Just a few years ago, Rep. Adam Schiff had no qualms using secret subpoenas to obtain the phone records of American citizens without their consent. But now, he is hypocritically complaining that his phone records were supposedly obtained by a grand jury.  

During the 2019 Impeachment investigation of President Donald Trump, Mr. Schiff, as chairman of the House Intelligence Committee, obtained the phone records of many prominent figures in the Trump orbit, including Rudy Giuliani, Rep. Devin Nunes, California Republican, Jay Sekulow and others using secret subpoenas. Mr. Schiff then compounded his constitutional abuse by actually publishing these private phone records. 


The targeted individuals hadn’t known about the subpoena of their phone records because Mr. Schiff kept the subpoenas under wraps and obtained the records directly from the phone companies. This left these citizens with no legal avenue through which to challenge Mr. Schiff’s subpoenas.  

Unlike Mr. Schiff’s spy games, the Justice Department used a court-authorized grand jury process to obtain Mr. Schiff’s records as part of a criminal investigation into leaks of classified information that can harm national security. Mr. Schiff sanctimoniously referred to the investigation against him as a “cudgel against (Trump’s) political opponents and members of the media.” Instead of exposing Mr. Schiff’s hypocrisy, the mainstream media has given his dishonest rantings an airing.  
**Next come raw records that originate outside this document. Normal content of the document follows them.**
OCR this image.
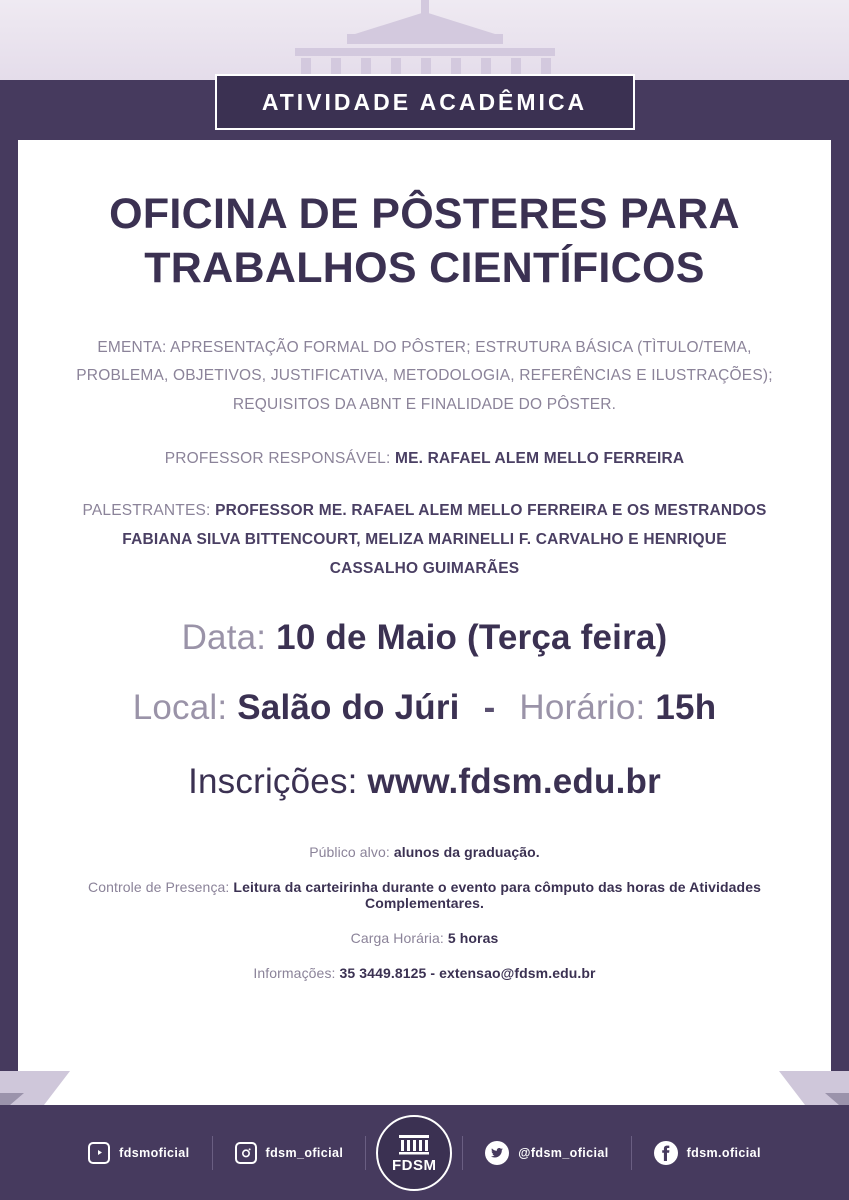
ATIVIDADE ACADÊMICA
OFICINA DE PÔSTERES PARA
TRABALHOS CIENTÍFICOS
EMENTA: APRESENTAÇÃO FORMAL DO PÔSTER; ESTRUTURA BÁSICA (TÌTULO/TEMA, PROBLEMA, OBJETIVOS, JUSTIFICATIVA, METODOLOGIA, REFERÊNCIAS E ILUSTRAÇÕES); REQUISITOS DA ABNT E FINALIDADE DO PÔSTER.
PROFESSOR RESPONSÁVEL: ME. RAFAEL ALEM MELLO FERREIRA
PALESTRANTES: PROFESSOR ME. RAFAEL ALEM MELLO FERREIRA E OS MESTRANDOS FABIANA SILVA BITTENCOURT, MELIZA MARINELLI F. CARVALHO E HENRIQUE CASSALHO GUIMARÃES
Data: 10 de Maio (Terça feira)
Local: Salão do Júri - Horário: 15h
Inscrições: www.fdsm.edu.br
Público alvo: alunos da graduação.
Controle de Presença: Leitura da carteirinha durante o evento para cômputo das horas de Atividades Complementares.
Carga Horária: 5 horas
Informações: 35 3449.8125 - extensao@fdsm.edu.br
fdsmoficial	fdsm_oficial
FDSM
@fdsm_oficial	fdsm.oficial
Judicial Watch called out Mr. Schiff’s overreach in December 2019 when it filed a suit against Mr. Schiff and the House Intelligence Committee under the common law right of public access to government documents to ensure, “members of the public have the right to examine government records when the public interest in disclosure is greater than that in government secrecy.” 

Mr. Schiff’s legal team of taxpayer-funded congressional lawyers responded by arguing that the public didn’t deserve to see the subpoenas. They phrased this claim in different ways, arguing for “sovereign immunity;” and “Speech or Debate Clause” privilege, but their argument was always that Mr. Schiff could use subpoenas however he wanted without public scrutiny or accountability to the courts.  
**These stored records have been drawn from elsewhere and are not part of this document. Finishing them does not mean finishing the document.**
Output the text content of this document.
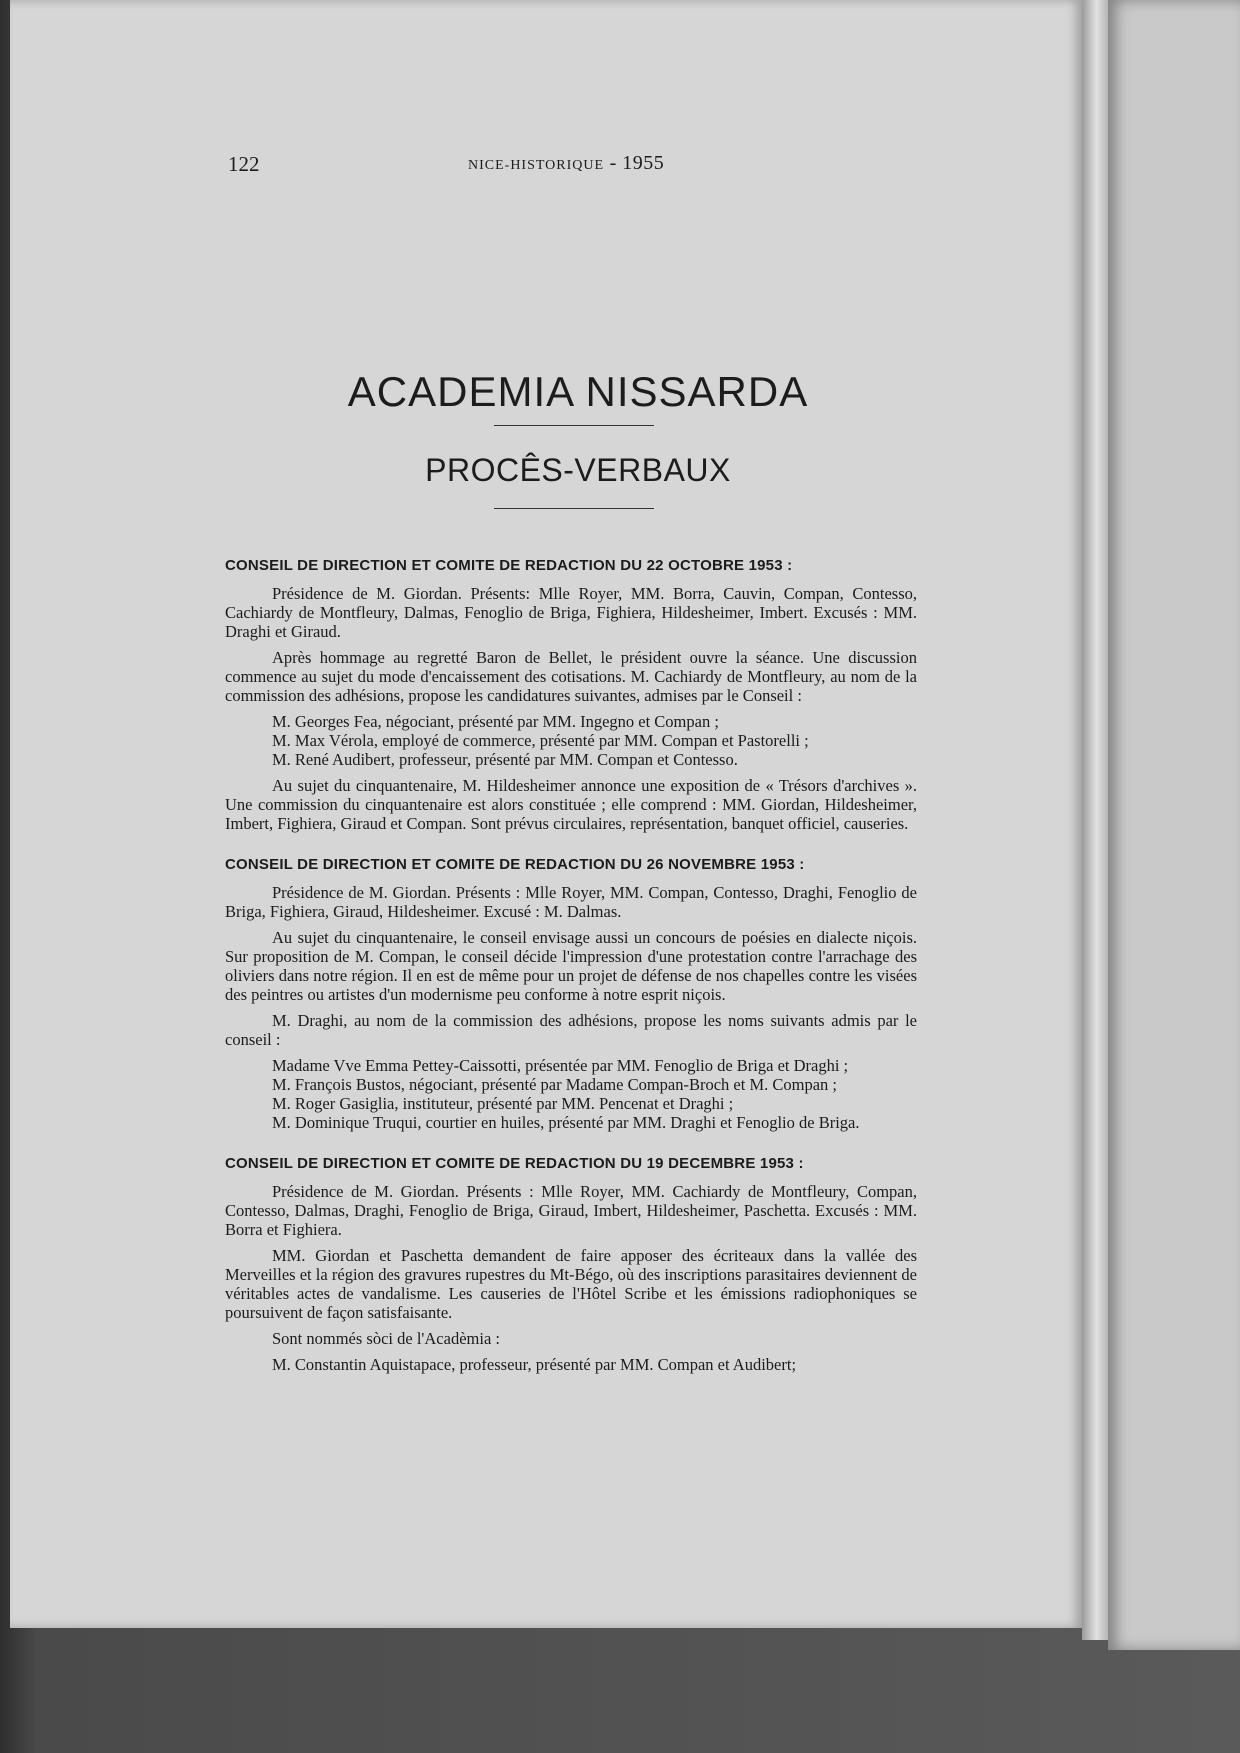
122	NICE-HISTORIQUE - 1955
ACADEMIA NISSARDA
PROCÊS-VERBAUX
CONSEIL DE DIRECTION ET COMITE DE REDACTION DU 22 OCTOBRE 1953 :

Présidence de M. Giordan. Présents: Mlle Royer, MM. Borra, Cauvin, Compan, Contesso, Cachiardy de Montfleury, Dalmas, Fenoglio de Briga, Fighiera, Hildesheimer, Imbert. Excusés : MM. Draghi et Giraud.

Après hommage au regretté Baron de Bellet, le président ouvre la séance. Une discussion commence au sujet du mode d'encaissement des cotisations. M. Cachiardy de Montfleury, au nom de la commission des adhésions, propose les candidatures suivantes, admises par le Conseil :

M. Georges Fea, négociant, présenté par MM. Ingegno et Compan ;

M. Max Vérola, employé de commerce, présenté par MM. Compan et Pastorelli ;

M. René Audibert, professeur, présenté par MM. Compan et Contesso.

Au sujet du cinquantenaire, M. Hildesheimer annonce une exposition de « Trésors d'archives ». Une commission du cinquantenaire est alors constituée ; elle comprend : MM. Giordan, Hildesheimer, Imbert, Fighiera, Giraud et Compan. Sont prévus circulaires, représentation, banquet officiel, causeries.

CONSEIL DE DIRECTION ET COMITE DE REDACTION DU 26 NOVEMBRE 1953 :

Présidence de M. Giordan. Présents : Mlle Royer, MM. Compan, Contesso, Draghi, Fenoglio de Briga, Fighiera, Giraud, Hildesheimer. Excusé : M. Dalmas.

Au sujet du cinquantenaire, le conseil envisage aussi un concours de poésies en dialecte niçois. Sur proposition de M. Compan, le conseil décide l'impression d'une protestation contre l'arrachage des oliviers dans notre région. Il en est de même pour un projet de défense de nos chapelles contre les visées des peintres ou artistes d'un modernisme peu conforme à notre esprit niçois.

M. Draghi, au nom de la commission des adhésions, propose les noms suivants admis par le conseil :

Madame Vve Emma Pettey-Caissotti, présentée par MM. Fenoglio de Briga et Draghi ;

M. François Bustos, négociant, présenté par Madame Compan-Broch et M. Compan ;

M. Roger Gasiglia, instituteur, présenté par MM. Pencenat et Draghi ;

M. Dominique Truqui, courtier en huiles, présenté par MM. Draghi et Fenoglio de Briga.

CONSEIL DE DIRECTION ET COMITE DE REDACTION DU 19 DECEMBRE 1953 :

Présidence de M. Giordan. Présents : Mlle Royer, MM. Cachiardy de Montfleury, Compan, Contesso, Dalmas, Draghi, Fenoglio de Briga, Giraud, Imbert, Hildesheimer, Paschetta. Excusés : MM. Borra et Fighiera.

MM. Giordan et Paschetta demandent de faire apposer des écriteaux dans la vallée des Merveilles et la région des gravures rupestres du Mt-Bégo, où des inscriptions parasitaires deviennent de véritables actes de vandalisme. Les causeries de l'Hôtel Scribe et les émissions radiophoniques se poursuivent de façon satisfaisante.

Sont nommés sòci de l'Acadèmia :

M. Constantin Aquistapace, professeur, présenté par MM. Compan et Audibert;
Judicial Watch was stymied in this case at the district court level and appealed to the United States Court of Appeals for the D.C. Circuit. During the recent appellate hearing, the House’s lawyer admitted that there were no limits to what could be subpoenaed by the House. 

“Court: So is there any limitation to this principle, then? Can a subpoena be issued for any information and that can’t be beyond the scope of the Speech and Debate Clause protection? 

House Attorney: No, Your Honor, I don’t think there is any subpoena that cannot be beyond the scope.” 

That disturbing admission notwithstanding, the court panel protected Mr. Schiff’s spy operation from public scrutiny Yet, some hope for justice remains in a concurring opinion issued by Judge Karen LeCraft Henderson, who wrote: 

“I agree with my colleagues that, under our precedent, the Speech or Debate Clause of the United States Constitution bars Judicial Watch’s lawsuit. But I join in the judgment only; I believe, in the right case, the application of the Speech or Debate Clause to a common law right of access claim would require careful balancing…” 

Judge Henderson’s concurring opinion outlines a path to ensuring Americans have a right to basic information about the unprecedented assertion by Mr. Schiff (and the Pelosi House) that Congress can issue secret subpoenas targeting Americans with no court process. 

In the meantime, Mr. Schiff and his allies in the corrupt media seem to argue that, unlike other Americans, they should receive special immunity from secret grand jury subpoenas that can be issued for any other person. 

The other scandal out of the Justice Department about these subpoenas is why the Biden administration moved to protect Mr. Schiff and the media by shutting down and curtailing investigations into criminal leaks of classified information.